NICCaTS
The Northern Ireland Critical Care Transfer Service
Development of NICCaTS
A meeting of the Executive Committee of the Northern Ireland Intensive Care Group was held at Antrim Area Hospital on the evening of 14/8/00 to discuss the above. The meeting agreed on the points below.
- The service (to be known as the Northern Ireland Critical Care Transfer
Service - NICCaTS) will be provided primarily by anaesthetic SpRs providing
cover on a 1:4 non-resident rota.
- The service will transfer critically-ill adult patients, requiring
medical escort, from hospitals within NI to the most appropriate available ICU.
It is not a service to transfer less ill patients between hospitals
(i.e those not normally requiring medical escort and those not requiring an ICU
bed). In the event of two or more appropriate requests occurring
simultaneously, clinical urgency should be the first consideration.
With apparently similar cases, hospitals without anaesthetic trainees should
have priority over those with trainees.
- The service should NOT carry out transfers to other parts of the UK
e.g. for potential liver transplantation. Without further development,
it has the capacity to deal with only one patient at a time. The model will be
as follows; team and equipment taken by car to the referring hospital - team
and patient transported to ICU by ambulance. No nurse escort will be available
in phase I. It was stated that in the agreed business case, phase II
(including nurse escort) would commence within 12 months.

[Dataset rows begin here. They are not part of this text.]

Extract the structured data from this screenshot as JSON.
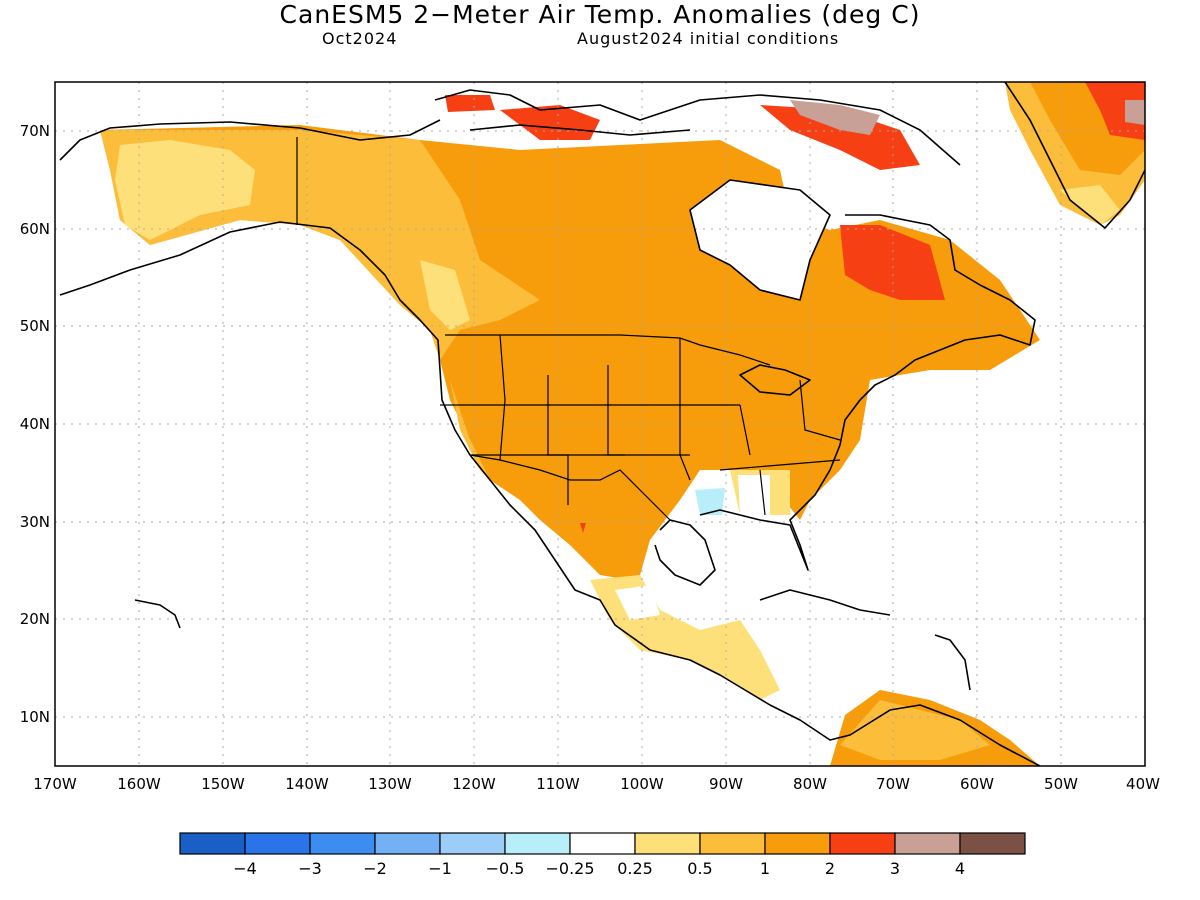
{
  "title": "CanESM5 2−Meter Air Temp. Anomalies (deg C)",
  "valid_month": "Oct2024",
  "initial_conditions": "August2024 initial conditions",
  "lat_labels": [
    "70N",
    "60N",
    "50N",
    "40N",
    "30N",
    "20N",
    "10N"
  ],
  "lon_labels": [
    "170W",
    "160W",
    "150W",
    "140W",
    "130W",
    "120W",
    "110W",
    "100W",
    "90W",
    "80W",
    "70W",
    "60W",
    "50W",
    "40W"
  ],
  "colorbar": {
    "colors": [
      "#1a5fc6",
      "#2b73e8",
      "#3d8cf0",
      "#74b1f4",
      "#9ccdf8",
      "#b8eef9",
      "#ffffff",
      "#fde07a",
      "#fbbd3a",
      "#f79c0b",
      "#f73f14",
      "#c8a096",
      "#7b5145"
    ],
    "labels": [
      "−4",
      "−3",
      "−2",
      "−1",
      "−0.5",
      "−0.25",
      "0.25",
      "0.5",
      "1",
      "2",
      "3",
      "4"
    ]
  }
}
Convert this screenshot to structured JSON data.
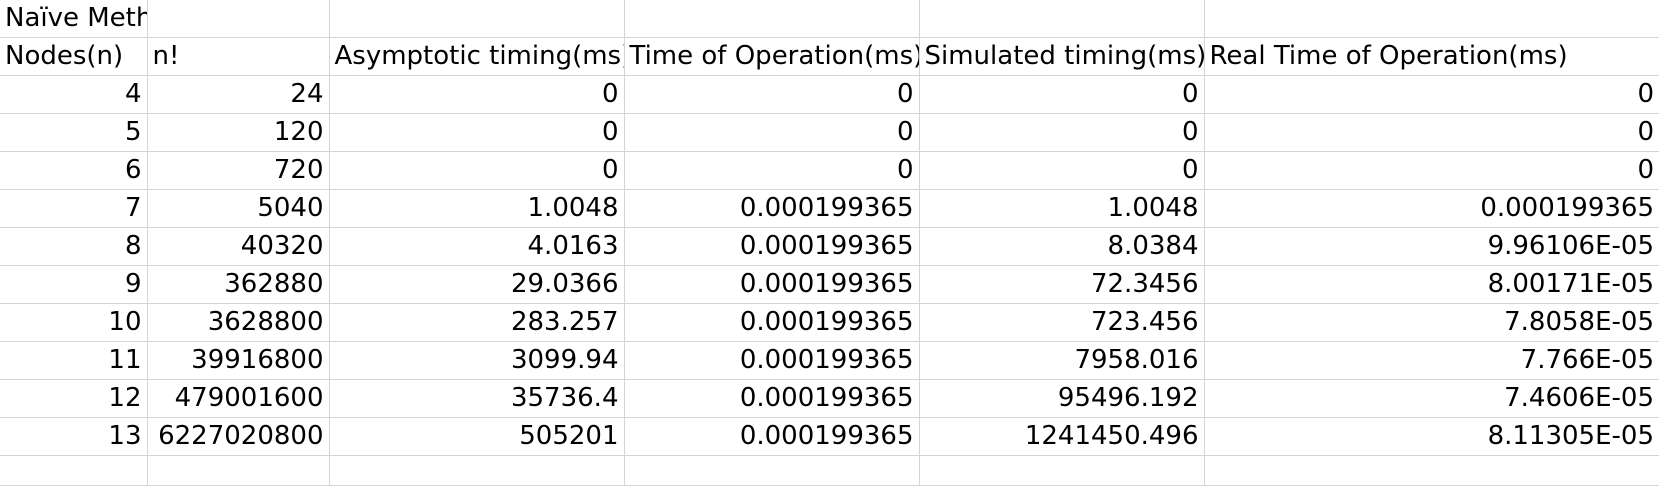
{
  "sheet": {
    "title": "Naïve Method",
    "headers": [
      "Nodes(n)",
      "n!",
      "Asymptotic timing(ms)",
      "Time of Operation(ms)",
      "Simulated timing(ms)",
      "Real Time of Operation(ms)"
    ],
    "rows": [
      [
        "4",
        "24",
        "0",
        "0",
        "0",
        "0"
      ],
      [
        "5",
        "120",
        "0",
        "0",
        "0",
        "0"
      ],
      [
        "6",
        "720",
        "0",
        "0",
        "0",
        "0"
      ],
      [
        "7",
        "5040",
        "1.0048",
        "0.000199365",
        "1.0048",
        "0.000199365"
      ],
      [
        "8",
        "40320",
        "4.0163",
        "0.000199365",
        "8.0384",
        "9.96106E-05"
      ],
      [
        "9",
        "362880",
        "29.0366",
        "0.000199365",
        "72.3456",
        "8.00171E-05"
      ],
      [
        "10",
        "3628800",
        "283.257",
        "0.000199365",
        "723.456",
        "7.8058E-05"
      ],
      [
        "11",
        "39916800",
        "3099.94",
        "0.000199365",
        "7958.016",
        "7.766E-05"
      ],
      [
        "12",
        "479001600",
        "35736.4",
        "0.000199365",
        "95496.192",
        "7.4606E-05"
      ],
      [
        "13",
        "6227020800",
        "505201",
        "0.000199365",
        "1241450.496",
        "8.11305E-05"
      ]
    ]
  }
}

The meeting felt the lack of nurse escort (with the resultant need for the
referring hospital to supply a nurse for transfer) was regrettable and
constituted a lack of acceptable quality. There was agreement that the service
should commence as planned but that the case for nurses to be funded should be
pressed immediately.
- The service is to provide safe, high-quality inter-hospital transfers.
It is not a replacement for assessment and resuscitation at the referring
hospital by appropriately experienced staff.
- The meeting considered a number of further issues;
- Clinical responsibility
The patient would be the responsibility of the referring hospital staff while in
that hospital. Referring hospital staff would retain responsibility even after
the arrival of the transfer team and would be responsible for acts of commission
and omission. The transfer team is responsible for the patient during transfer
and passes this responsibility to the staff of the receiving hospital on arrival.
The team is responsible to the ICU consultant on duty at their base
- Regional Intensive Care Unit, RVH.
- Insurance
The transfer team must be adequately covered by insurance against death or
disability.
- ICU bed placement/bureau
The meeting felt it was desirable to separate the executive arm of IHT from
the body responsible for monitoring ICU bed vacancies and placement of patients.
It was agreed that such a body would be best placed in one of the
other "Golden Six" hospitals (Belfast City Hospital was specifically suggested)
and should be under the direct influence of medical and nursing staff.
It was agreed that patients with a requirement for "regional" services should be
accommodated in RICU,RVH. Cases without such a requirement should not normally
be transported into RICU unless no other suitable unit had an available ICU bed.
- Advisory Group
A group drawn from the transfer service personnel, NIICG (with adequate representation of the acute hospitals in NI) and NIAS should have an advisory, monitoring and audit role.
The meeting recognised the need for regional agreement on availability of ICU
beds, readiness to supply an accompanying nurse (in Phase I) and co-operation by
the NIAS and their funding health boards. CEOs/Medical Directors need to be
aware of the new service and its benefits and limitations. To facilitate all of
the above it was suggested that the Dept of Health should host a meeting of
relevant representative staff from across N. Ireland.
The service was potentially available in August 2000. However, due to some outstanding issues and delay in obtaining funding for equipment, a round-the-clock service will probably commence in early October 2000.